Historically, industry and science have been viewed as companions; the advancements of the later driving the evolution of the former. However, during the late 1980s and early 1990s, the symbiotic relationship between industry and science became strained as scientific evidence mounted to show that the practices of the carbon-combustion complex were increasing CO2 and other greenhouse gas emissions, causing man-made global warming. Through global intergovernmental conventions (IPCC in 1988 and UNFCCC in 1992), environmental scientists and other leading scientists were able to bring the severity and eminent threat of global climate change to the global stage. This threatened the carbon-combustion complex because these scientists proposed the reduction and eventual elimination of carbon-based fossil fuels as an energy resource. Oreskes and Conway state that “…when environmental science showed that government action was needed to protect citizens and the natural environment from unintended harms, the carbon-combustion complex began to treat science as an enemy to be fought by whatever means necessary.” The power and financial fortitude of the carbon-combustion complex facilitated its ability to discredit and shame scientists in the early 1990s, leading to the phenomena of climate change denial.

The scientific fields associated with the study of climate change also worked against themselves. Scientists are held to stringent guidelines that have been formulated and reinforced through decades and centuries of scientific inquiry. These guidelines include such things as the scientific method and guidelines on what constitutes a valid experiment. Oreskes and Conway chose to focus on the 95% confidence level common to most scientific research to explain how scientists themselves inadvertently worked towards climate change denial.
A confidence level is a fancy way of stating the degree to which scientists or statisticians believe in the truth of their statements. Conventional wisdom holds that when lives matter, higher confidence levels should be employed to ensure that lives are not put at risk. This is counterintuitive when contemplating such things as climate change because society as a whole can only benefit from the changes that would be implemented to prevent climate change, not be harmed by them. The downfall of the 95% confidence level is the corresponding 5% significance level. When evaluating significance, you must accept the status quo if your significance is not within that 5%. That is a very small window and a lot of important research was rejected as being untrue because it failed to fit into that small window.

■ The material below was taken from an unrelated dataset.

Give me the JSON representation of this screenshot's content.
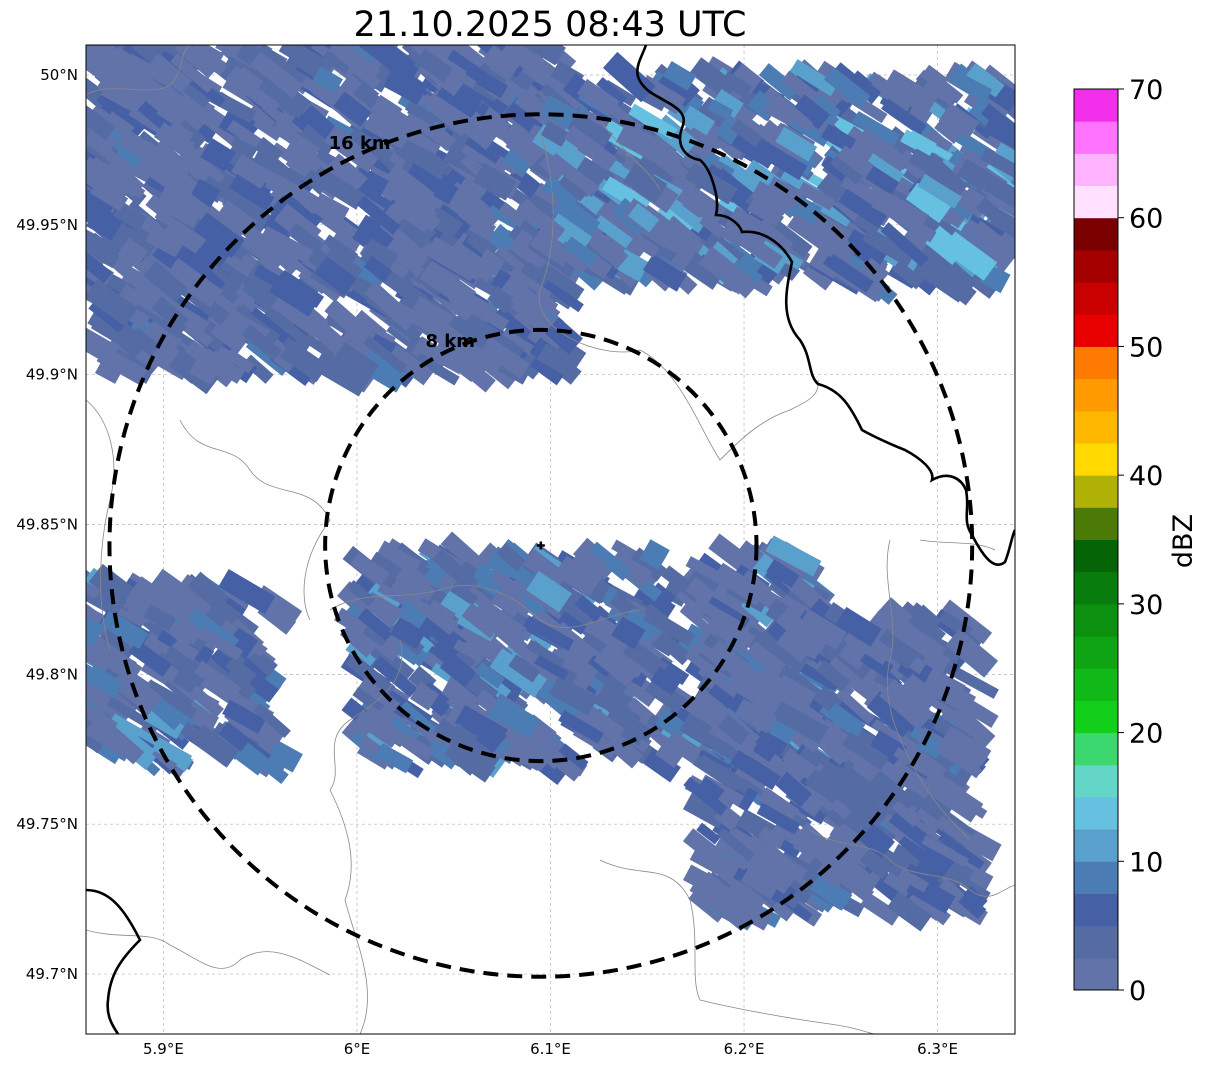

The 95% confidence interval/level that is pervasive in contemporary science and statistics is an arbitrary construct similar to social constructs that have recently been accepted as arbitrary such as gender and race. There is no hard rule that demands a 95% confidence level for any scientific inquiry and contemporary statistics software packages prove this in allowing the user to choose their own confidence level (although 85, 95, and 99 are the most common).
Ultimately, because there is no rule that demands such a high confidence level, there is reason to consider and accept the likelihood of events with lower confidence levels. The essay rightfully claims that if we, as a society and a scientific collective, set aside this arbitrary ‘necessity’ for proof of existence, we could more firmly have believed and believe in climate change and therefore work to prevent it.